O Pai Nosso também se abre com um hino que, com a fórmula assim no Céu como na Terra, convoca também todas as criaturas mortais e divinas para louvar a Vontade do Senhor. Eis que, naquelas palavras, leio esse sentido de abandono na passagem de criaturas ativas a seres passivos e naquela passividade consciente e corajosa reside o significado profundo da fé. É estender os braços e acolher tudo o que o Senhor nos reserva, para o bem ou para o mal, e deixar-nos seguir por aquele caminho do qual só Ele conhece os segredos. E se o questionarmos, como a Lua de Leopardi, não ouviremos sua resposta. Mas se soubermos que ele está ali conosco, então não precisaremos questioná-lo.
Ao mesmo tempo, essa aceitação assume uma implicação fortemente ativa, quando a oração recita: perdoai-nos as nossas ofensas assim como nós perdoamos a quem nos tem ofendido. Nesse ponto, aquela confiança quase unívoca na relação entre nós e Deus se transforma em compromisso.

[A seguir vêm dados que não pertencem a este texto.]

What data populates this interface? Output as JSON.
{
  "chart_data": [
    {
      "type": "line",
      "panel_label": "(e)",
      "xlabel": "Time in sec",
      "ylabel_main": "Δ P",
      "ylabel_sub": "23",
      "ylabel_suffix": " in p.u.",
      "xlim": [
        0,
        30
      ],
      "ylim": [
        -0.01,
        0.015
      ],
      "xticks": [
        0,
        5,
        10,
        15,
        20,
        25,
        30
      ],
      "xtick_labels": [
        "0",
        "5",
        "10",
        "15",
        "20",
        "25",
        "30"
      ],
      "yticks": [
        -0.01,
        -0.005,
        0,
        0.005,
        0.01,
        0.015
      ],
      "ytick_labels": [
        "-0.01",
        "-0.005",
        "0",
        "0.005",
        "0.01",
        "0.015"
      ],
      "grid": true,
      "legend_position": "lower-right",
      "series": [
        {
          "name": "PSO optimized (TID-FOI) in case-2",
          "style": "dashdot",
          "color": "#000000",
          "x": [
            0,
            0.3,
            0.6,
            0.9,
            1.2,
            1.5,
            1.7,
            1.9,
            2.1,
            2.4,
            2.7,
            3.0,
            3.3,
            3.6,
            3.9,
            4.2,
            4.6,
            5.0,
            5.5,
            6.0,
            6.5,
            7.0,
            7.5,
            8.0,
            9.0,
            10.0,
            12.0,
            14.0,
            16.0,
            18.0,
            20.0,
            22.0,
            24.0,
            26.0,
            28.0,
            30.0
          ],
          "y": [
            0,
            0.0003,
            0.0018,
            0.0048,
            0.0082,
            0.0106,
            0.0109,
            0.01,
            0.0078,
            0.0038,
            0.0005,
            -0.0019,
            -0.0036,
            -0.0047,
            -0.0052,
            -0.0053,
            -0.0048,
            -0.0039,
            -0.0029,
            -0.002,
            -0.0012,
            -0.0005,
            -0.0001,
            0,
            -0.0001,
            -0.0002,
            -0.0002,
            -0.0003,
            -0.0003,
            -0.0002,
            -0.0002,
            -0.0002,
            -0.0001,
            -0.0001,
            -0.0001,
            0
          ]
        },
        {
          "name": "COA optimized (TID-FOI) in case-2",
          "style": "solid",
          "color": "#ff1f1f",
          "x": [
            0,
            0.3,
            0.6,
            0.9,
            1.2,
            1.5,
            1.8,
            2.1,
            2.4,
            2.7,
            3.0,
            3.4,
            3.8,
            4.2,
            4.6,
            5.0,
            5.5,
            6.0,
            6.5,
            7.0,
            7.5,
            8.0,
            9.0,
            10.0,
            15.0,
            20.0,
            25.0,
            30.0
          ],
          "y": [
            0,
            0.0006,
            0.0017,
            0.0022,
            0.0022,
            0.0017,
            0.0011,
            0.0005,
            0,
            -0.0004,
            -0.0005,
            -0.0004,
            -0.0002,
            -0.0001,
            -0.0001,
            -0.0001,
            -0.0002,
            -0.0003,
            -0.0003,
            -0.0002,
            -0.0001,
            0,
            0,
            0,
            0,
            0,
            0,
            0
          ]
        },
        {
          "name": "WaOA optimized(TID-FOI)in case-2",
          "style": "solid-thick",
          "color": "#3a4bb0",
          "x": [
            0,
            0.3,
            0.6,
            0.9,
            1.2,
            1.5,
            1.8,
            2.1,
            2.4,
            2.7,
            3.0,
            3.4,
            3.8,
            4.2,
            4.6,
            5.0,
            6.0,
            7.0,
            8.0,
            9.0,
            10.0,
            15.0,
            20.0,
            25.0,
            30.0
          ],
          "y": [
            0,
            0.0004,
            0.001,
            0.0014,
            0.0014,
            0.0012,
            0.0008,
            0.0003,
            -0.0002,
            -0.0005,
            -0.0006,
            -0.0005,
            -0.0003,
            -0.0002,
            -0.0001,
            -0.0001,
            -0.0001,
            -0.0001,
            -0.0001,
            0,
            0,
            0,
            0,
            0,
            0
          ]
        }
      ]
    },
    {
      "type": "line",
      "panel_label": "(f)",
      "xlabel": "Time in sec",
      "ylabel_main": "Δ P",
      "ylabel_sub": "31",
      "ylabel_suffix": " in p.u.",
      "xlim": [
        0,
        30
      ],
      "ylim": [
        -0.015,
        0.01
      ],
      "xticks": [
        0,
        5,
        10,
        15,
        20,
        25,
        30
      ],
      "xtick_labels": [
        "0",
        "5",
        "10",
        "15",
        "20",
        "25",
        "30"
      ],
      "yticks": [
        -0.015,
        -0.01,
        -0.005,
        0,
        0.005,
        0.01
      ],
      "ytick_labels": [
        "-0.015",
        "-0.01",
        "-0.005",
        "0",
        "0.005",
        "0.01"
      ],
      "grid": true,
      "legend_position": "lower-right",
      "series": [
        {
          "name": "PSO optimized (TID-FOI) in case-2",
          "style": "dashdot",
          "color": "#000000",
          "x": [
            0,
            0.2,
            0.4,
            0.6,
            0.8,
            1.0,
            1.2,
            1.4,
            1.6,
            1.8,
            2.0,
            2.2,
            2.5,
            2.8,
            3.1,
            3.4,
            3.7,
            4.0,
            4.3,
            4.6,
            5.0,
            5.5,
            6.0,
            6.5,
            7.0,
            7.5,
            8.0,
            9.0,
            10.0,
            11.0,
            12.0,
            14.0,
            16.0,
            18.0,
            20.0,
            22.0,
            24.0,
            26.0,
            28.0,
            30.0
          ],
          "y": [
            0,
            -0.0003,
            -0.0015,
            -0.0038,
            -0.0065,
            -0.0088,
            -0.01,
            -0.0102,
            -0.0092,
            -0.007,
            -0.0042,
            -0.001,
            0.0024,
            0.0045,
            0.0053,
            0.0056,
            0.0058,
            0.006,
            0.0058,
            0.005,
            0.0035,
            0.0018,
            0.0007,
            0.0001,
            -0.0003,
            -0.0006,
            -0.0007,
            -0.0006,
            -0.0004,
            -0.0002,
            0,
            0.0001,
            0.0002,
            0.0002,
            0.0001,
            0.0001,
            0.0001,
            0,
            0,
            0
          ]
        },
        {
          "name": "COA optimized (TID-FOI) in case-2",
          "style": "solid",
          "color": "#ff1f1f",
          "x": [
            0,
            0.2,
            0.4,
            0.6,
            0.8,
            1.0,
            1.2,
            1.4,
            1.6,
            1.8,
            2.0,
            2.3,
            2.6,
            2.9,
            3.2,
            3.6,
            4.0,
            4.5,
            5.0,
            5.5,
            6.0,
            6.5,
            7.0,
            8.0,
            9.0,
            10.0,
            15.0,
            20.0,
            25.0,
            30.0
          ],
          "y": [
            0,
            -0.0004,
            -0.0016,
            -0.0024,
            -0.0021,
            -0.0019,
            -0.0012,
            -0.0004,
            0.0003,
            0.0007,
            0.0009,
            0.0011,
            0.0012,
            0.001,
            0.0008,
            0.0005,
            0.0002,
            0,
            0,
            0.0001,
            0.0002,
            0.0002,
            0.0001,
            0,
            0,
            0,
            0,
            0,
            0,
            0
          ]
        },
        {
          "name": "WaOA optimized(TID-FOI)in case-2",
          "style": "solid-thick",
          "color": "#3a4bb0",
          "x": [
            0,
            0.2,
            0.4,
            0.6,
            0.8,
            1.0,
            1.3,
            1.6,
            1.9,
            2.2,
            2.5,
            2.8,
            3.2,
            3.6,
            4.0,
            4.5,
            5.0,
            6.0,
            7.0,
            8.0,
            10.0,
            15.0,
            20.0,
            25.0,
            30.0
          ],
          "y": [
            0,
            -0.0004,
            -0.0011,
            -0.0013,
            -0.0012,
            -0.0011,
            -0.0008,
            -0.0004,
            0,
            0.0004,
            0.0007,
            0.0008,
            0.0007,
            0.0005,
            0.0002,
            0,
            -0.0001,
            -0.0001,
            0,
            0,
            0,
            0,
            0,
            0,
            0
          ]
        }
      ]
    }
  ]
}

De repente, não oramos mais para louvar ou obter, mas para compartilhar. E essa partilha se manifesta também no Salmo do Bom Pastor, quando o Senhor nos conduz à sua tenda e nos convida à sua mesa. A refeição oferecida em sinal de hospitalidade coloca a nós e ao Senhor no mesmo plano, em uma atmosfera não mais de dependência de sua orientação, mas de comunhão com Ele.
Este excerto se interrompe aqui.